Emquanto as carreiras concorrentes percorrem apenas 9:893 quilómetros, as não concorrentes percorrem 12:073, ou seja uma diferença de 2:180 para mais nas não concorrentes.
Evidente sinal de que à camionagem não convém tal concorrência.
Todavia, o caminho de ferro queixa se dela.
É certo que os percursos quilométricos da via férrea; no total (via larga e via reduzida), pouco vão além de 4:000 quilómetros, o que bem mostra a pobreza da nossa rêde ferroviária, que começou logo, ao estabelecer-se, em fixar a coluna vertebral do sistema junto do litoral, com a visível preocupação de ligar os dois maiores centros populosos do País, pondo de parte a zona central, onde a indústria agrícola e outras indústrias que o subsolo e a posição geográfica aconselhassem a criar-se e a expandir-se determinariam um afluxo de mercadorias aos caminhos de ferro e um aumento da riqueza do País de incontestável relêvo.
O interior do País, êsse rico hinterland, rico já no presente e rico de possibilidades no futuro, encontra-se inexplorado pelos transportes em via férrea, limitado a curtos percursos de via estreita, que, segundo os números do relatório do parecer, não chegam a 800 quilómetros.
O facto é evidente e de flagrante realidade.
Aí, nesse êrro inicial — creio ter sido um erro —, se filia uma grande parte, a meu ver, das razões que levaram à deminuïção de tráfego pela via férrea e à expansão da camionagem para essas regiões abandonadas pelos transportes ferroviários.
Em vários congressos regionais e da especialidade, em anos decorridos, antes da expansão automobilística, o problema era pôsto pelos interessados na região, por economistas e por técnicos dos caminhos de ferro, e tantas vezes se preconizou a construção dessa linha de via larga, que atravessasse o centro do País, feitas as ligações para o litoral e até à fronteira por meio de linhas complementares de via estreita.

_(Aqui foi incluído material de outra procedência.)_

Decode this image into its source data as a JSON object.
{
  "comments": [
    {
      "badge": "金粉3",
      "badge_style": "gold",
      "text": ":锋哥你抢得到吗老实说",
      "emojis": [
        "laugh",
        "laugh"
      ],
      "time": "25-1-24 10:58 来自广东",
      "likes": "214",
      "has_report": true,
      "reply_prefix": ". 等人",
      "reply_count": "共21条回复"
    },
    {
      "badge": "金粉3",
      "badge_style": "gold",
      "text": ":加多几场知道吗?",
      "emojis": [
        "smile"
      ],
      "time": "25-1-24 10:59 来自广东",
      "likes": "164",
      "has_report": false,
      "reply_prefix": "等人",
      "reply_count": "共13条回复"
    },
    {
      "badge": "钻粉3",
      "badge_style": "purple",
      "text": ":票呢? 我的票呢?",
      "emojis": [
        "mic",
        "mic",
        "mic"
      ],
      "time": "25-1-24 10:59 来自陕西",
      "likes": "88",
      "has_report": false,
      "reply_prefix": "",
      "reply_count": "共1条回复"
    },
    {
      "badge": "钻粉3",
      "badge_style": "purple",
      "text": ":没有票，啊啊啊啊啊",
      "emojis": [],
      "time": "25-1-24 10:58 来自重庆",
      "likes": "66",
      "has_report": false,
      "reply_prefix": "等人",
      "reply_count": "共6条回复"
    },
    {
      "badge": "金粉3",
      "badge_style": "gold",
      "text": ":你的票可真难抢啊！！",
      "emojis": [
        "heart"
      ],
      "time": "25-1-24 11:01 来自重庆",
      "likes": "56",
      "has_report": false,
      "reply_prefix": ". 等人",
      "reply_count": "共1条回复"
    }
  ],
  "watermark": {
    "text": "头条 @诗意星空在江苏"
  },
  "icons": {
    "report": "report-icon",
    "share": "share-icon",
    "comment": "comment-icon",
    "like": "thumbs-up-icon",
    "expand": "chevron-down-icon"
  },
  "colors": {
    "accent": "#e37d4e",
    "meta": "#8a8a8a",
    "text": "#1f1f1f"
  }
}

Não sei o que será possível, ou aconselhável, hoje perante o desenvolvimento da camionagem.
Mas afigura-se-me propício o ensejo da preconizada coordenação dos transportes para uma revisão geral do nosso sistema ferroviário, tornando-o não só mais eficiente, cómodo, rápido e acessível, tanto na qualidade do material como nos preços das tarifas para as mercadorias e dos bilhetes para os passageiros, como estudando o problema duma maior expansão ferroviária pela transformação e actualização da rode existente.
O nosso País, embora de pequena superfície continental, bem maior é que a Bélgica, e não há comparação possível entre as rêdes ferroviárias dos dois países.
Basta olhar para o mapa respectivo dum e doutro.
O nosso atraso é, a tal respeito, lamentável, pouco ou nenhum interêsse tendo merecido ao Estado o problema ferroviário, que é preciso realmente enfrentar com ânimo decidido e bom espírito de servir o interêsse nacional.
Pôde dizer-se que depois das tentativas (assim pode chamar-se) dos últimos tempos da monarquia para melhorar e actualizar o sistema de transporte em caminhos de ferro nada mais se fez.
Os grandes percursos de via larga ou estavam entregues a uma ruinosa e desordenada administração do Estado, que ia chegando ao caos da indisciplina — ambiente propício para fermentos revolucionários por vezes eclodindo em perigosas sublevações e sabotagens —, ou se achavam a cargo duma emprêsa dentro de uma larga concessão e fruindo um exclusivo que, em vez de servir de estímulo para a grande e desejada beneficiação e melhoramento dessa espécie de transportes, permitiu um adormecimento reprovável, aquele — dulce far niente — de que veio agora acordá-la a concorrência do automóvel, a que atribue todas as culpas, como se de culpas não pudesse também sentir-se ré.
Lamenta-se essa emprêsa do pesado encargo que lhe trouxe o arrendamento em 1927 das linhas do Estado, de exploração deficitária, cujas perdas têm de ser cobertas pelos apreciáveis lucros da exploração da linha de norte e leste, de que é concessionária, que lhe permitiram saldos em média de 30:000 contos anuais até 1942, passando neste ano e no de 1943, segundo os mapas esclarecedores fornecidos à Assemblea a requerimento do ilustre Deputado Sr. Dr. Antunes Guimarãis, aperto de 70:000 contos.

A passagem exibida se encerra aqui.